A vision about a Semantic Web Search&Reasoning Engine

Dear Members, (apologies for the length of this posting)

as this is my first posting to any W3C Semantic Web related list in the last three 
years please find a short profile of myself below.

I am currently dreaming a Semantic Web dream based on discussions with other 
"Semantic Web friends" in the last months and I would like to share this dream with 
this list to get as much positive and negative input as possible: 
  I am dreaming of a Google-like Semantic web search engine.

The Idea:
A large-scale distributed web crawler should be able to crawl a large amout of already 
existing ontologies. The crawled pages could then be indexed and stored in a 
database based on a flexible scalable datastructure to store RDF, OWL, DAML+OIL 
knowledge in the form of triplets. At this stage a search form could offer some kind of 
functionality like Swoogle [0], i.e. find semantic web documents that use a set of 
properties or classes, or define classes, or that imports a given ontology.

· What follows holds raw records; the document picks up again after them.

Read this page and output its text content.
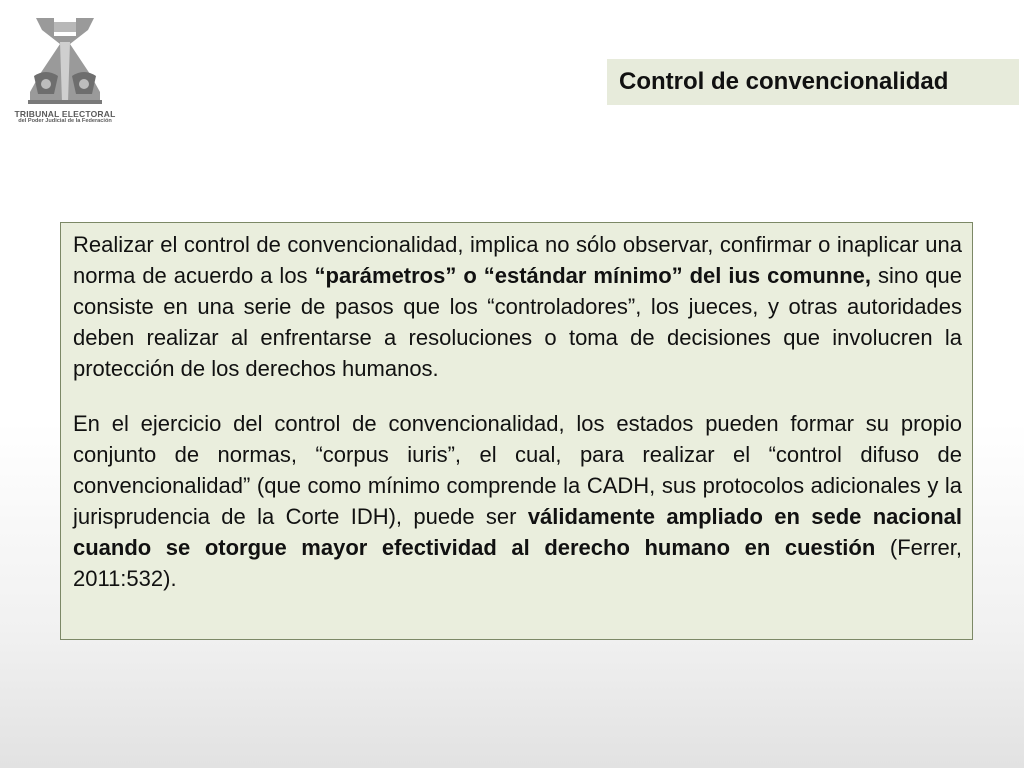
TRIBUNAL ELECTORAL
del Poder Judicial de la Federación
Control de convencionalidad

Realizar el control de convencionalidad, implica no sólo observar, confirmar o inaplicar una norma de acuerdo a los “parámetros” o “estándar mínimo” del ius comunne, sino que consiste en una serie de pasos que los “controladores”, los jueces, y otras autoridades deben realizar al enfrentarse a resoluciones o toma de decisiones que involucren la protección de los derechos humanos.

En el ejercicio del control de convencionalidad, los estados pueden formar su propio conjunto de normas, “corpus iuris”, el cual, para realizar el “control difuso de convencionalidad” (que como mínimo comprende la CADH, sus protocolos adicionales y la jurisprudencia de la Corte IDH), puede ser válidamente ampliado en sede nacional cuando se otorgue mayor efectividad al derecho humano en cuestión (Ferrer, 2011:532).
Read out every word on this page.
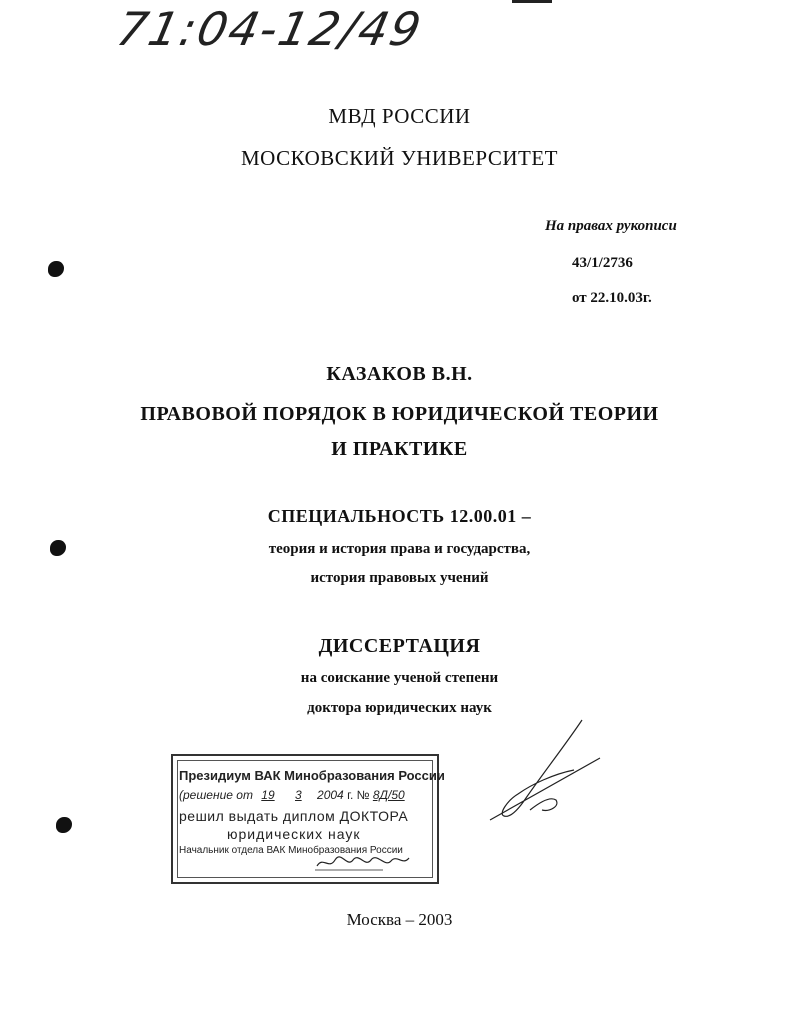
71:04-12/49
МВД РОССИИ
МОСКОВСКИЙ УНИВЕРСИТЕТ
На правах рукописи
43/1/2736
от 22.10.03г.
КАЗАКОВ В.Н.
ПРАВОВОЙ ПОРЯДОК В ЮРИДИЧЕСКОЙ ТЕОРИИ
И ПРАКТИКЕ
СПЕЦИАЛЬНОСТЬ 12.00.01 –
теория и история права и государства,
история правовых учений
ДИССЕРТАЦИЯ
на соискание ученой степени
доктора юридических наук
Президиум ВАК Минобразования России
(решение от 19 3 2004 г. № 8Д/50
решил выдать диплом ДОКТОРА
юридических наук
Начальник отдела ВАК Минобразования России
Москва – 2003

But I would like to go some steps further and include potentials like them shown in 
the "Semantic Search Augmentation" approach [3] in Budapest in 2003 (does anyone 
know, if the work has gone any further?)

In my dream a simple query - based on the Google-like query interface - like 
"poplulation US" may be solved by a "Semantic Web search and reasoning engine" 
and producing a single anwer: 278058881

I think this is possible, given the (extracted) knowledge below, adding a good portion 
of logic and some kind of knowledge ranking.

   From [1]:
   <rdf:Description rdf:about="#US">
           rdf:resource="http://www.daml.org/2001/09/countries/fips-10-4-ont#Country" />
      <NS0:name>UNITED STATES</NS0:name> 

   From [2]:
   <rdf:Description rdf:about="http://www.daml.org/2001/09/countries/fips#US">
       <NS0:population rdf:ID="A110308">278058881</NS0:population> 

   From [4]:
   <owl:DatatypeProperty rdf:ID="name"/>

   From [5]:
   <owl:DatatypeProperty rdf:ID="population" /> 

The services of this global Semantic Web index should for shure be available as Web 
Service, too.

I don't want to bore you with more details of this dream at this time because I think it 
is clear about what vision I'm speaking. But I'm open to any discussions about it.

Current Prototypes:
I think it is possible - with some restrictions - to plan and develop such a Semantic 
Web Search&Reasoning Engine. The following prototype parts of this vision are 
currently under development:

* prototype distributed web crawler (throttled down to crawl 300,000 pages a day) is 
* prototype triplet-based datastructure allows efficient reasoning over 20,000,000 
(currently mainly random generated, useless triplets)
* prototype "search engine" produces the following still ugly but expandable output for 
the query obove

    Literaltriplet (=>http://www.daml.org/2001/12/factbook/us.owl)
      US (=>http://www.daml.org/2001/09/countries/fips#US)
         population (=>http://www.daml.org/2001/12/factbook/factbook-ont#population)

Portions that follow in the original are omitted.